Celle-ci pourra ainsi s’assurer que Pharos adopte la même pratique que les autres autorités compétentes européennes et utilise les injonctions de retrait du règlement européen dans les mêmes cas de figure, sans se reporter sur la procédure moins formaliste de l’article 6-1 de la loi du 21 juin 2004 pour la confiance dans l’économie numérique.

Nous avons en outre étendu la compétence du suppléant de la personnalité qualifiée, qui a été créé sur l’initiative de la rapporteure à l’Assemblée nationale, afin que ce suppléant puisse également intervenir dans les procédures de l’article 6-1, y compris celles qui sont relatives aux contenus pédopornographiques, et ainsi alléger la charge de travail de la personnalité qualifiée.

Reste un dernier sujet sur lequel nous avons un désaccord avec le Gouvernement : celui de la procédure juridictionnelle ouverte aux fournisseurs de services d’hébergement et aux fournisseurs de contenus pour contester les décisions prises par Pharos, par la personnalité qualifiée de l’Arcom ou par l’Arcom dans le cadre du règlement européen.

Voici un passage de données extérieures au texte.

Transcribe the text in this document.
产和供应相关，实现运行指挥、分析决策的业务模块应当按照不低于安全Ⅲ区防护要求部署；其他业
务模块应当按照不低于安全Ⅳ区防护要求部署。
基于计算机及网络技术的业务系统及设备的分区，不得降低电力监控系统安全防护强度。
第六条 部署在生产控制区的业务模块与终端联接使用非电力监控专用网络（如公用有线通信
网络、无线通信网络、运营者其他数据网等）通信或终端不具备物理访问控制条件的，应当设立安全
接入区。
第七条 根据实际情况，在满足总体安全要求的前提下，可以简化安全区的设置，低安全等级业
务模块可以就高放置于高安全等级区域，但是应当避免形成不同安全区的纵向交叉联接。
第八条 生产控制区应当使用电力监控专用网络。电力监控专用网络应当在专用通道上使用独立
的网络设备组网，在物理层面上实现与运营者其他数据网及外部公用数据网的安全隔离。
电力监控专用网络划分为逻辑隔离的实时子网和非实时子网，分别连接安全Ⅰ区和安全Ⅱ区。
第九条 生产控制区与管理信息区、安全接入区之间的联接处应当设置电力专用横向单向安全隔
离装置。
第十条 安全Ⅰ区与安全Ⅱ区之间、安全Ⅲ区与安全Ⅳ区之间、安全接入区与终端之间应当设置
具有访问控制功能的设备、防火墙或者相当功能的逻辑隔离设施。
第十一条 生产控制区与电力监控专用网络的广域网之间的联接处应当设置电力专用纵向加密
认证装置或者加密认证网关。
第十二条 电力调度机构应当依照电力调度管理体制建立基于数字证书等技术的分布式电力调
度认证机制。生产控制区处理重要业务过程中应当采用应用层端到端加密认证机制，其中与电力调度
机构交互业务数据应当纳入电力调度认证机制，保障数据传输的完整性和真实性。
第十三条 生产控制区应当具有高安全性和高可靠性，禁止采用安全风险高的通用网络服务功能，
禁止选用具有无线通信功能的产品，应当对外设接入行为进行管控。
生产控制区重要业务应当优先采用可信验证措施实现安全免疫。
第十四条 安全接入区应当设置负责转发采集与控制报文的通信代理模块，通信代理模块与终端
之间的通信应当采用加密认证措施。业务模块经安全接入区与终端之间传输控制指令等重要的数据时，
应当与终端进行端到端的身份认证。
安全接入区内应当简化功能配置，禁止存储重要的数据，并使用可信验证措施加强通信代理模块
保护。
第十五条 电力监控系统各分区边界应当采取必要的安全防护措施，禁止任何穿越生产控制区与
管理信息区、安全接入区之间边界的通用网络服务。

Dans la proposition de loi initiale, seulement la première instance, à savoir une procédure accélérée au fond devant le président du tribunal administratif, était prévue. Nous avons ajouté une procédure d’appel dans les mêmes délais devant le Conseil d’État.

Le Gouvernement propose une procédure d’appel classique devant la cour administrative d’appel, dans un délai contraint d’un mois. En réalité, ce point n’est pas dirimant ; je suis sûr que nous pourrons poursuivre nos discussions de manière fructueuse et trouver une solution en commission mixte paritaire avec nos collègues députés.

Par conséquent, mes chers collègues, la commission, sous réserve de l’adoption des amendements sur lesquels elle a émis un avis favorable, vous demande de voter le texte issu de ses travaux.